Veering back to today's chosen path:

A quick reflection of the past eight months brings to realization of a rather tedious list of happenings to detail and share. Perhaps an outline format? No, I'd be depriving what little compositional motivation I'm currently reveling in; I wouldn't want to deprive myself of that. So to first explain this lack of motivation, one must understand the avenue which now commands my words and thoughts; work, perhaps the one thing that legitimizes "employment" (AKA adulthood). The culprit: Emails mostly. A demanding, fervent need from a virtual box, whether accessible or not, every now and then tickles me; I must diligently tend to and monitor, least it wither and implode on my watch. My corporate jugular beats strong, and at times it's dangerously simple and easy to immerse one's self into the deigned noble cause of whichever corporate entity one happens to resign oneself to. In all fairness, I continue to enjoy my work-laden self. The challenges keep me...well, challenged, and the landscape of my weeks constantly change. The travel helps, but no need to expound on this note: trust me, I go nowhere exciting.

On a more personal note: weddings, marriage, love and all things eternal and beautiful was a rather gargantuan theme these past few months. My involvement: purely as an attendant and observer; however, I did catch at least one bouquet. So...updates later? An exuberant shout-out to the lovely Katheryn Hawkins Salazar, Jerri Ann Jacob Yeh and to my sister Diana Shen Meek. In an attempt to not submit to my instinct for contemptuous, snide remarks in the face of all things love-related and eternal: I declare my well wishes, as sincere and genuine as any wish I've wished.

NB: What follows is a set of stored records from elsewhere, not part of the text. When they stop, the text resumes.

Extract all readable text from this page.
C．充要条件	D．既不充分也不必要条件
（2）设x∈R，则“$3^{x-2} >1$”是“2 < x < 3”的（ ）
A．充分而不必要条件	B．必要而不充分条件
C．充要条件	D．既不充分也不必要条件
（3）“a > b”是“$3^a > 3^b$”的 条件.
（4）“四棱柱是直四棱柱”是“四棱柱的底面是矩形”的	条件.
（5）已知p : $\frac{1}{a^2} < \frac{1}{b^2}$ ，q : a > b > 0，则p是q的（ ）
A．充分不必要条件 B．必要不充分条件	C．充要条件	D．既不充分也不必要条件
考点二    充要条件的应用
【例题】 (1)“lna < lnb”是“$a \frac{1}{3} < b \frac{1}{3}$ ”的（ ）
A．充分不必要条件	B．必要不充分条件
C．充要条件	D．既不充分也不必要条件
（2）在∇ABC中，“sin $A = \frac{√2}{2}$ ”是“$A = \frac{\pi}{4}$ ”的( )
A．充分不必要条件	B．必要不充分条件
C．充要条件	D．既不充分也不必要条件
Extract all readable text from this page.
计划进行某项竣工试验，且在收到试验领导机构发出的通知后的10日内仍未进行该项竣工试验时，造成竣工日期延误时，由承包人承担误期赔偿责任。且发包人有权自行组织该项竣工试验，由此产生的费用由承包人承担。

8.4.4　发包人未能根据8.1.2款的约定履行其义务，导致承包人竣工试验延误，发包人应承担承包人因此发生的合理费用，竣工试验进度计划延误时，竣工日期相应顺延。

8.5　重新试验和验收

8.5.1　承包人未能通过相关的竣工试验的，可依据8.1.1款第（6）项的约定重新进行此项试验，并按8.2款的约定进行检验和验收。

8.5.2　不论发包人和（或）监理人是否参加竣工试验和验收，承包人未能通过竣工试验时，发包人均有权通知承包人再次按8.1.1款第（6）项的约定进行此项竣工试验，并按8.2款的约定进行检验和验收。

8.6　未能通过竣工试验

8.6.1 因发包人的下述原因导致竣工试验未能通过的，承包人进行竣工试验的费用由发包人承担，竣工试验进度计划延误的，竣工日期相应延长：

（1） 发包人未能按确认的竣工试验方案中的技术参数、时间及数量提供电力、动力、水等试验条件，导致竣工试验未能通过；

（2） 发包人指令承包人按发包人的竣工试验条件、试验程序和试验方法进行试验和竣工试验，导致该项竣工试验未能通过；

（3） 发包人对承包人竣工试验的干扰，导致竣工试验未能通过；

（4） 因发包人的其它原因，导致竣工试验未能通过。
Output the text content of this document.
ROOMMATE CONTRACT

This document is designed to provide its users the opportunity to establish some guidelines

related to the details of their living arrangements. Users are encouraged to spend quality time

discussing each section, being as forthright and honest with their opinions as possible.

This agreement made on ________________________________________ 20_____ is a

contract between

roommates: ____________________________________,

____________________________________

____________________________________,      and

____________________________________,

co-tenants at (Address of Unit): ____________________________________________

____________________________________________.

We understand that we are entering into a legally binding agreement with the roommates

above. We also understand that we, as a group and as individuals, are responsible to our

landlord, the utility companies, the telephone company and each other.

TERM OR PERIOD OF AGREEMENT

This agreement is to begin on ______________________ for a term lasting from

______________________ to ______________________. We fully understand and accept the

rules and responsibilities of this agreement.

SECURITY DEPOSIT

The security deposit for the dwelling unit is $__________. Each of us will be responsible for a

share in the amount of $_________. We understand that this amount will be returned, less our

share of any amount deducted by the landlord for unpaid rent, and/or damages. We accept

Without mention, everyone should know that a fall without note of NCAA football is a fall with a gap that needs filling; however, I shall bypass this notice and leave it fairly unspoken of: in hopes of a more redeeming season next year.

So I'm losing whatever steam I had at the start of this post. The major bullet points have been noted. The undertow to any productive year is (and was) ever present in 2010. Friends gained. Life lessons tripped over and internalized. Old friendships strengthened and cherished.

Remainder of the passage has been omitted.